Oh dear, where to start?

Unemployment rate:

VT – 5.9%
IN – 8.7 %

Residents in poverty:

VT – 7.6%
IN – 12.6%

Median household income:

VT – $53,490
IN – $46,156

Personal income growth, rank, Q1/2010 to Q2/2011:

VT – 11th
IN – 41st

Jobs added, 8/2011:

VT- + 1,400
IN – – 2,500

And, about that little experiment with privatizing welfare payments –

But, hey, he cut taxes, cut education spending, and wounded the teachers’ union. Life is good, eh?

edd foerster
5 years 13 days ago

Median household income:

VT – $53,490
IN – $46,156

$53,490?? Then why are Doug Hoffer and the alleged “Peace and Justice” folks constantly whining?

John Fairbanks
5 years 12 days ago

Because “median” means half the households are below that figure. Thousands of Vermont families are living on a lot, lot less.

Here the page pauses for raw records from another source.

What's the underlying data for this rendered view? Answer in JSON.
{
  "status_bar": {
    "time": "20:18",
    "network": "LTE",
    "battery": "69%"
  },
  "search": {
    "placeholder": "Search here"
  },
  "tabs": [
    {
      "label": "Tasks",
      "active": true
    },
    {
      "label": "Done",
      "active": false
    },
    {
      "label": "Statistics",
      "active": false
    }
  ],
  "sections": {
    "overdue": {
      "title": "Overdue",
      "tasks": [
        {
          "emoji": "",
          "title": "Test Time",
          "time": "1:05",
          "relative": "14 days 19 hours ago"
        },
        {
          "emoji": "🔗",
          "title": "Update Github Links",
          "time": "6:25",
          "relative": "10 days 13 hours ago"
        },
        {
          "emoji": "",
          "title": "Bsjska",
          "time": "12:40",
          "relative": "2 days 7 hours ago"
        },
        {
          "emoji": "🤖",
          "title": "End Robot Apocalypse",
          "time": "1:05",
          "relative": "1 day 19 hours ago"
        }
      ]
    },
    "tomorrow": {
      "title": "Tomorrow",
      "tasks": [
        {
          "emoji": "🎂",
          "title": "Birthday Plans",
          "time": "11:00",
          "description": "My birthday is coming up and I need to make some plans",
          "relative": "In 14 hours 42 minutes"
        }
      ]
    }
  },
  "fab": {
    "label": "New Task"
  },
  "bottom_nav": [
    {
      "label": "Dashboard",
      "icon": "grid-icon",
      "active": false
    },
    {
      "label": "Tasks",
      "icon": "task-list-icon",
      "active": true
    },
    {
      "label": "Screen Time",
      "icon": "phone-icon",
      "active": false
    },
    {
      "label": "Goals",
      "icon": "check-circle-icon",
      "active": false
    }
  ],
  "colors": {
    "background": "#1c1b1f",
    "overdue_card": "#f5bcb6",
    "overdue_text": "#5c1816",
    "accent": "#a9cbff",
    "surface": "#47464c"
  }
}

Note, too, the VT Department of Labor figures on how many people are employed in low-paying jobs – in 2010, half of Vermont’s workers were earning less than $33K a year, and a fourth were earning less than $24K. A big chunk of Vermont’s jobs are low-paying service industry positions.

5 years 12 days ago

Mr. Fairbanks,

Your point would seem to be at odds with your position that Vermont is doing well relative to other states as a result of its progressive policies. Would average income, then, be a better measure than median income? I don’t know the answer; I’m simply asking.

John Fairbanks
5 years 12 days ago
Mr. Kheiry – My point was that Mitch Daniels is hardly a model of success. Since I’m a Vermonter, I used VT as the comparison. The Right constantly harps the VT is an economic hell-on-Earth because of all those taxes and regulations. (As in, Eek! All the rich people will move away!!) Then one of the most prominent Right scribes extolls Gov. Daniels as a success story. I was pointing out that, despite cutting taxes and hacking at education funding, Gov. Daniels has hardly produced an economic miracle during his tenure. My reply to Mr. Foerster was intended to point… Read more »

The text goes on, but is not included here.